Sabah 09:15 de randevumuz vardi doktor ile, zaten aksam Cleveland’dan geldik, eve vardigimizda gece yarisindan sonra 1AM di. Turkiye saati ile 09:00, Clevelan’a giderken de donerkende konustugumuz isler vardi, dolayisi ile Turkiyedekilerin uyanmasi ile konusmalar kaldigi yerden basladi. Uzerine Fatma’nin muduru ile call vardi, US saati ile 3AM’de derken aralarda uyudugum 1 er saat disinda tum gece ayaktaydim. Neyse sabah erkenden kalktik, 7-8 gibi, giyindik ve ciktik evden. O ana kadar uykulu idim, disari cikinca ormanin soguk ve bol oksijenli havasi bir anda uyandirdi beni. Arabaya binerken 4-5 gun oncesinden kalan karlar ayni sekilde duruyordu, araci calistirdim ve gosterge -15C!! Gercek eksi onbes derece. Camlar temiz, arabadaki su donmus, her tarakta kristal netliginde buz ve soguk hava var. Neyse ilk gordugum lastiklerimizn havasinin dusmus oldugu oldu. Elif yakinda bir gas station’a gitmemize soyledi, zaten bir gece evvelden benzinimiz neredeyse dibi bulmustu. Evin yakinlarinda bir BP gas station bulduk. Air kisminin oldugu yere geldik, hersey yolunda gozukuyordu. Arabayi uygun oldugunu dusundugum pozisyonda park edip, cihazin basina gittik. Para atmak icin bir yer, bir iki dugme, uzerinde start, confirm vsvs yaziyor ve hortum vardi. Ben hortumu aldim, Elif bozuk paralari atmaya basladi. Ilk komiklik orda basladi, arabadan cikarken lastik boyutunu ve olmasi gereken basinci okudum arabanin uzerinden: 32PSI. Elife dedimki 32PSI lutfen, ELif ise nereye yazayim dedi. Bakiyoruz, Elif hava basacagini dusundugumuz kurunun etrafinda dort donuyor, bir yerden ulkemizde oldugu gibi “elektronik bir ekrandan” basinci yazacak yer ariyor ama bulamiyor. Ben elimde ki hortumun ucundaki garip seye bakiyorum. Bir yaninda az bir hava cikiyor, bir handle var, basinca hava artiyor. Ey Allahim!!

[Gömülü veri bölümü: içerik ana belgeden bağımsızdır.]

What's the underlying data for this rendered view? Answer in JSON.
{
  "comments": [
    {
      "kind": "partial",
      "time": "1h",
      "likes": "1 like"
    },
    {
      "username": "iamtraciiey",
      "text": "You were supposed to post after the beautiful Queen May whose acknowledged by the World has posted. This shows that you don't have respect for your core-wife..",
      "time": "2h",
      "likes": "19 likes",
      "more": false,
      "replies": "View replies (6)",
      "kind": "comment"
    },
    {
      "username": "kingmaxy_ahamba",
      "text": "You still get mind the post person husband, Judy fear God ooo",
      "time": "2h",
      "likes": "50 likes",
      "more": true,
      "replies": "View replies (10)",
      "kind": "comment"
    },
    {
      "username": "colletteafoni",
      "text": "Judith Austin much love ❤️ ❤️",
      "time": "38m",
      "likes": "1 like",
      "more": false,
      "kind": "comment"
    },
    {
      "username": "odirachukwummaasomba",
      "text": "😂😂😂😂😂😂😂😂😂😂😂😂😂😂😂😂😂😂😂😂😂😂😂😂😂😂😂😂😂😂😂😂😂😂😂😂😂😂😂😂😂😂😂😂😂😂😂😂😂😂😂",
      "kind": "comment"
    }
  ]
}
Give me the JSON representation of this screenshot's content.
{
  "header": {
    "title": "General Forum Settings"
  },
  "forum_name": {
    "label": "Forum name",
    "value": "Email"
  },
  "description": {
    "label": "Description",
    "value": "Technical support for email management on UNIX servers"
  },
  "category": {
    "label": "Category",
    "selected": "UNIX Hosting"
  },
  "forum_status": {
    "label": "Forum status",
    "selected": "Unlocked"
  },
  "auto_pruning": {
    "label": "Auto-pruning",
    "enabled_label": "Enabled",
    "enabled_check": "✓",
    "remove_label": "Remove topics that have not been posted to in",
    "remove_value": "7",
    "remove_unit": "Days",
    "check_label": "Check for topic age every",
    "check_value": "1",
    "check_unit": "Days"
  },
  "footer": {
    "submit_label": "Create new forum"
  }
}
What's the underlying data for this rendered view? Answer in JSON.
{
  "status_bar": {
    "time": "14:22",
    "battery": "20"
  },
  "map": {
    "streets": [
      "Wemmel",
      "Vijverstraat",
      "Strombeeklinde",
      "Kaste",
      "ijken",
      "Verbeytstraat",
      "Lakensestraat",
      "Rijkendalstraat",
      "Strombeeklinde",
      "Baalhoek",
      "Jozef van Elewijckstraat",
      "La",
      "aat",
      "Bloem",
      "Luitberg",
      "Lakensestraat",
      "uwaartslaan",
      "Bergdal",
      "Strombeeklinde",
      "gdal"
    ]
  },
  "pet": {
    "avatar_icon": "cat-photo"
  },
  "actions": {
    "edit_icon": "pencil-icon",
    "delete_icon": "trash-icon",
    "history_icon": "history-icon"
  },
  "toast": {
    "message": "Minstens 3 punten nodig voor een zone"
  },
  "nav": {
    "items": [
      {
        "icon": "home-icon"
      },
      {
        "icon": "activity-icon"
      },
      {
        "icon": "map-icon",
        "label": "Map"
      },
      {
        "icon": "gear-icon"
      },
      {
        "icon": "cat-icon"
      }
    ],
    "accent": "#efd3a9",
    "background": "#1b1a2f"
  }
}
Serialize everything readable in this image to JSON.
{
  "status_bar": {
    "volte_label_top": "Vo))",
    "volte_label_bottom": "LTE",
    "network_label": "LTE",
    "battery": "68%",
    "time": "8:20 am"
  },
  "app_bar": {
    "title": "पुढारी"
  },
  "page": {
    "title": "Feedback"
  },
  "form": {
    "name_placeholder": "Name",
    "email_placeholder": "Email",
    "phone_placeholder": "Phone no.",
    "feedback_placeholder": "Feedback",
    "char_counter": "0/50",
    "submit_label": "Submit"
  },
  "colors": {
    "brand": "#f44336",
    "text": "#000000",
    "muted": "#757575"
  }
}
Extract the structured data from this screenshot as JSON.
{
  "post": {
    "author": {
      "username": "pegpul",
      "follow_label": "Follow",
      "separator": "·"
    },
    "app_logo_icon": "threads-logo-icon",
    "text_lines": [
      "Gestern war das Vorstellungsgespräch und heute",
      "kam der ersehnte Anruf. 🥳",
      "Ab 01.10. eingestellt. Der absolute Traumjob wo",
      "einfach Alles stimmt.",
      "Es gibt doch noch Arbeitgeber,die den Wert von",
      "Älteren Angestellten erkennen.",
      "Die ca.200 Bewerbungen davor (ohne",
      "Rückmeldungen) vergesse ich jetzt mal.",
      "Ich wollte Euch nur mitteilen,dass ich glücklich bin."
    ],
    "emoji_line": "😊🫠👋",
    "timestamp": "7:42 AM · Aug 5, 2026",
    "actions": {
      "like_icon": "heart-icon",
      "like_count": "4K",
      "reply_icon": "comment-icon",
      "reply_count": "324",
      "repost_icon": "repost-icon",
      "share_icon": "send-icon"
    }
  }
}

O esnada cihazi cozmek ne kadar zor bilemezsiniz. Once hotumun ucunu tuttum lastigin sibopune, handle’a bastim, bizim basinc olcme kalemlerindeki gibi bir parca cikti. Ulen nedir bu derken, metal handle’i tutan ellerim sislamaya basladi. Once erkeklige b..k surmeyeyeim dedim, tutmaya devam ettim, sonra elleim yanmaya basladi, yalvardim Elife bir eldiven uzat diye, o sandiki eldivenleri giyecegim, oysaki ellerim donmus ve giyme sansim hic yok, ben sadece bu metal parcayi tutabilmek icin bez olarak kullanacaktim.
3-5 dakikalik aci verici bir saskinliktan sonra olayi anladik, ve hava basmaya basladik, tabi attigimiz paralarin suresi bitti vsvsvsvs. Bu amerika tectubesi, onlar icin cok standart olan ve bizim icin acaip ilkel bir yontem, ulen metal bir olcek uzerinden 33PSI doldurmak, mumkun olmayan tahmini bir is. Neticade lastiklerimin dordunede 33PSI bastigimi dusunurken, sonucu arac paylasiyor, bilgi ekranindan: 36-35-34-34PSI. Eller donmus, bir an evvel kapaklari vidalayip iceri girmek istiyorum, ancak ellerim bunu yapacak gibi degil, Elif yardim ediyor. Lastik macerasi ve sonrasinda yakit aldiktan sonra (30USD ile 20 gallon aliyoruz ve full depo) yola cikiyoruz. Bu sefer baska bir fizik kuralini hatirliyoruz. Sogukken gordumuz lastik basinclari, arac hareket ettikce donen ve isinan lastikler sebebi ile artmaya basliyor: 37-37-37-36. Offf!!!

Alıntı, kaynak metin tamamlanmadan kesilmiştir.